Framingham Heart Study Carries on, Despite Budget Cuts

65-year-old core contract loses 40 percent of funding

framingham-heart-study

The Framingham Heart Study, the nation’s longest running large-scale analysis of cardiovascular disease, is facing a budget reduction of $4 million, or about 40 percent of the money it receives through its core contract with the National Heart, Lung, and Blood Institute (NHLBI).

The study will remain open, but the cuts, which are effective Thursday, will force layoffs in November of 19 clinical and administrative workers, as well as the elimination of examinations and lab operations. The FHS, which began in 1948 with 5,209 residents of Framingham, Massachusetts as its subjects, has produced more than 2,850 papers and is credited with coining the term “risk factors” as well as saving or improving the lives of countless people.

The cuts are the result of both the automatic federal spending reduction known as the sequester and shifting budget priorities of the NHLBI, which is part of the National Institutes of Health.

“We generally receive a seven-year contract to conduct examinations of the Framingham Heart Study participants,” says FHS principal investigator Philip Wolf and a professor at the School of Medicine. “In the past we have received approximately $9 million per year. Last month, we learned we would receive only a two-year contract renewal beginning April 1, 2015, for approximately half the usual amount, and no exams were included. Instead, contact between the participants and investigators was to be by mail with follow-up by telephone, and additional examinations were to be funded from as yet unspecified research grant submissions.”

Wolf described the exams as “the lifeblood of the study.” The exams, he says, maintain continuity, participant loyalty, and the opportunity to obtain medical information, from blood pressure to electrocardiographs to blood, urine, and cell specimens. They also collect information for ancillary research not funded in the contract, such as data on vascular stiffness, bone mineral density (for osteoporosis), physical activity, sleep, and cognitive performance (to track mental decline with age and time), as well as from brain MRI scans (for changes with aging and dementia).

“We have maintained outstanding participant retention over decades to a great extent by maintaining a strong relationship between Framingham participants and investigators,” he says. “We fear that will be lost if no exam is done.”

MED Dean Karen Antman points out that beyond the NHLBI contract with the FHS, BU faculty receive $6.2 million from other National Institutes of Health resources for research projects using Framingham’s data. Other universities use the data as well. She says those funds cannot be used to make up the $4 million cut.

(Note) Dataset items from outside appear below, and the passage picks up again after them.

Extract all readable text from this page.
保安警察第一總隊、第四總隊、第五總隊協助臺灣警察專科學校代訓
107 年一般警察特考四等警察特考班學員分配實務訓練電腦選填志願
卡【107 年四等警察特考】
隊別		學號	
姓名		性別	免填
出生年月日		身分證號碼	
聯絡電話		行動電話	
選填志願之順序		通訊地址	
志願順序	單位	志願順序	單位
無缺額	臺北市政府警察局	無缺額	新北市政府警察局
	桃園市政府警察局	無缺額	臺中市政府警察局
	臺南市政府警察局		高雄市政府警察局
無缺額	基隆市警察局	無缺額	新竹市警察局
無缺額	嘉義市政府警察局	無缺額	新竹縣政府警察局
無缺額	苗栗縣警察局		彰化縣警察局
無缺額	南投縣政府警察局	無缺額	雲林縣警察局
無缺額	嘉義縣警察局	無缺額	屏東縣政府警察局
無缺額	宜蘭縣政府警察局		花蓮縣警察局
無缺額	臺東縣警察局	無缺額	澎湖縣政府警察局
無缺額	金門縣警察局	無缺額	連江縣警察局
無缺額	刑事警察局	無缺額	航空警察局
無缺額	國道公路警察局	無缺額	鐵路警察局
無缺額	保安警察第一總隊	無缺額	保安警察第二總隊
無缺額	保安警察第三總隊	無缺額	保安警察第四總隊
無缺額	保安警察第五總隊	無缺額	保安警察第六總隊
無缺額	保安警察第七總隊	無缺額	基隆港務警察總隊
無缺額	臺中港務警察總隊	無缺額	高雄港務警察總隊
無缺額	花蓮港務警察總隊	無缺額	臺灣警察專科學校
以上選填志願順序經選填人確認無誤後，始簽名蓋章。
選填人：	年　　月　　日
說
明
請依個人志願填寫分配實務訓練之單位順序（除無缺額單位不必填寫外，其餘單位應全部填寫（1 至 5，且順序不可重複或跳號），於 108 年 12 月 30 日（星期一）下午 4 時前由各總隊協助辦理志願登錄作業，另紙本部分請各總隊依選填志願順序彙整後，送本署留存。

The NHLBI issued a statement acknowledging that broad-based budget reductions resulting in “cuts in our nation’s investments in biomedical research are expected to slow the pace of scientific discoveries that advance human health.

“We value the remarkable history and contributions of the Framingham Heart Study,” the statement said, “and trust that scientific innovations, technological advances, and the evolution of the field of epidemiology will enable this proud legacy of scientific discovery to continue.”

In its six and a half decades, the FHS is distinguished by numerous research breakthroughs, including smoking’s contribution to heart disease risk (1960); the benefit of physical activity, and the risk from obesity, in regard to heart disease (1967); heightened stroke risk from high blood pressure (1970); and the benefits of so-called good cholesterol in reducing death risk (1988). Just three years ago, the FHS found the first definitive evidence that a parent’s stroke by age 65 increased the risk of stroke threefold in children. The same year, researchers also identified new genes behind risk factors for heart disease.

Control of heart-disease risk factors uncovered at Framingham “has significantly decreased deaths from cardiovascular disease in the US,” Antman says. “The FHS also has trained a generation of medical epidemiologists who are now the leaders in their fields internationally.” The FHS placed fourth on a Washington Post top-10 list of 20th-century medical advances, she adds.

Massachusetts’ US senators, Elizabeth Warren and Ed Markey, are both working to reverse or mitigate the budget cuts. “Slashing critical federal investment in medical research jeopardizes the health of many Massachusetts residents while putting at risk tens of thousands of jobs in the commonwealth’s innovation economy and the industries they support,” Markey said in a statement. “We should be doubling NIH funding, not cutting it.”

“We need to ensure that current budget constraints do not damage the Framingham Heart Study … [which] has saved lives by providing unparalleled insights into heart disease and advances in cardiovascular medicine,” Warren said in a statement.

Meanwhile, Friends of the Framingham Heart Study, a nonprofit organization formed by study participants, is rallying to find business contributions to help offset the cuts.

Although there is great value to new, technology-driven research methods that were unimaginable at the FHS’ birth, says Wolf, they can’t replace its examinations. “While other approaches to population research and disease prevention, such as the use of big data, need to be pursued, there is clearly a role for studies such as Framingham,” he says. “We continue to perform cutting-edge research in risk prediction, in defining subclinical and preclinical indicators of disease—ideal for preventive measures—as well as intensive and innovative genomic research. I will do everything I can to see the exams continue.”